We associate our by now familiar enemies - al Qaeda, the Taliban, ISIS, and similar groups - with radical Islam often known as Wahabbism. That's fair enough. Yet the monied branch of Wahabbism that funds the operational, murderous branch, is our ally.
On Thursday, The Middle East Monitor, ran an op-ed, "If terrorist groups are to be defeated, Saudi Arabia must stop funding those it favours."
...Perhaps contradictorily, the country is blamed widely for the rise of ISIS. Since the start of the Syrian civil war in 2011, the government in Riyadh has been funding Islamist groups fighting to overthrow President Bashar Al-Assad. It was these groups that gave birth to ISIS.
Saudi Arabia has a long and complicated relationship with Sunni terrorist groups. On the one hand, the kingdom, which denies outright that it funds terrorism, is engaged in a regional cold war with Iran, a Shia state, and as such seeks to strengthen opposition to Shia leaders in the Middle East. As Sir Richard Dearlove, the former head of MI6 has said, Saudi Arabia is "deeply attracted to any militancy which can effectively challenge Shiadom." The country practices and is run according to Wahabbism, an extreme interpretation of Islam that many Sunni militant groups also follow. On the other hand, Riyadh's rulers feel personally threatened by the ascendancy of groups such as Al-Qaeda in the early 2000s, or ISIS today. This is because they fear that these groups might seek to replace the Saud family with even more extreme Wahabbi leaders. Saudi Arabia is home to Islam's two holiest sites in Makkah and Madinah and as such is always a potential target for fundamentalist groups, which might seek to take over the cities. ISIS propaganda, for instance, vows "to liberate the 'Land of the Two Holy Mosques'."
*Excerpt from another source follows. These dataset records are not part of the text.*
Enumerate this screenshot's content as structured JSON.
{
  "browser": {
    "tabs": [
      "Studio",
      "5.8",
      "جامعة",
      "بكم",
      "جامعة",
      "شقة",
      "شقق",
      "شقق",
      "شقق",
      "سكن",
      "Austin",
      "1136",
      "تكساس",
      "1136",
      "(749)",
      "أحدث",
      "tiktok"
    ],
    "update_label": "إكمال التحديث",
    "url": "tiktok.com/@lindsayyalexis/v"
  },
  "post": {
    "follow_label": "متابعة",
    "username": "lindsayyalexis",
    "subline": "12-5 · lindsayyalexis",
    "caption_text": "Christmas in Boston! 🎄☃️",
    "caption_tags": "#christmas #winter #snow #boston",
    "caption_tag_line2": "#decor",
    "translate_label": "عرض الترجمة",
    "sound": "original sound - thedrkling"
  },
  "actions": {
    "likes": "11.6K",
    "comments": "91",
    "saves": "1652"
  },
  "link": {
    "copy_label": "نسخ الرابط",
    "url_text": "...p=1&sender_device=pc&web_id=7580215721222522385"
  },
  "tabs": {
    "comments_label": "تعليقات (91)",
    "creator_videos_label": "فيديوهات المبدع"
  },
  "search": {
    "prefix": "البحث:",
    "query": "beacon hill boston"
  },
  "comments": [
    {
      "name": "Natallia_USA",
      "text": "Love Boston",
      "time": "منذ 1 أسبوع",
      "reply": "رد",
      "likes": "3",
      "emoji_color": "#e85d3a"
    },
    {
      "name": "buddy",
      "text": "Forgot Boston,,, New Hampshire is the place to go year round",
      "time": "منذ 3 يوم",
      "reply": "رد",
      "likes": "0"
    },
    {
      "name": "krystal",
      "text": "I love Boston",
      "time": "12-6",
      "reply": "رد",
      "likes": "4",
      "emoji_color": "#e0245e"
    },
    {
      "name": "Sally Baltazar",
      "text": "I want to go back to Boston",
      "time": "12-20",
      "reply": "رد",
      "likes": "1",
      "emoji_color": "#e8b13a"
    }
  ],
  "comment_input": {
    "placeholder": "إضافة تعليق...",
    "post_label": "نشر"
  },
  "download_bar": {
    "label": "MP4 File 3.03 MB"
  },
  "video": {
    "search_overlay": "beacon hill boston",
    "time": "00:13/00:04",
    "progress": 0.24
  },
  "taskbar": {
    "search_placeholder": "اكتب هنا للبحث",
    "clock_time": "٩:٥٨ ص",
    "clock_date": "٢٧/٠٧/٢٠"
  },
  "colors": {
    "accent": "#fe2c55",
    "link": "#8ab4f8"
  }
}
As a strictly controlled police state with a wealthy state apparatus and an all-powerful monarchy, Saudi Arabia is far better equipped to tackle the internal terrorist threat than most of its neighbours are. However, the root problem will not disappear until Riyadh stops funding, encouraging and nurturing militant groups overseas whenever it suits Saudi interests to do so.
If you can't believe that the Saudis and their Gulf state cousins are playing both sides of this struggle and losing badly at both, you should read this eye-opener published by The Independent in mid-July, 2014.
Thanks to Wikileaks blowing the cover on Hillary Clinton's messages it's obvious that Washington has known since 2009 that the Saudis have been funding the worst terrorism the Middle East has seen.
Petro-states tend to breed incompetent, indulged leaders who sometimes sit upon vast wealth and wonder what to do with it. Combine that sort of wealth and idleness with fundamentalist religious extremism and it breeds a succession of Islamist extremist terror movements such as al Qaeda and, more recently, ISIS.
The Gulf princes are like Dr. Frankenstein. They unleash monsters to attack their perceived rivals but when those creations instead also turn on them well then it's time to call in the cavalry, the West. In the result we'll battle al Qaeda for 15, 20, maybe 50 years, ISIS for who knows how long, and, if we do manage to knock them down, we'll be drawn in to tackle the next terrorist organization our allies, the Gulf oil princes, decide to fund.
So long as we dutifully collaborate with Sunni extremists like the House of Saud, we may never get out of this. We keep boasting how we have no time for "state sponsored terrorism" and yet we keep showing that is simply untrue. We know the very worst terrorism sponsoring states and we actually consider them our allies even as they spawn murderous gangs that would be only too happy to attack us.
You don't like monsters? Then take out Dr. Frankenstein - all the Dr. Frankensteins. If you don't, your war on terror is nothing more than pissing into the wind.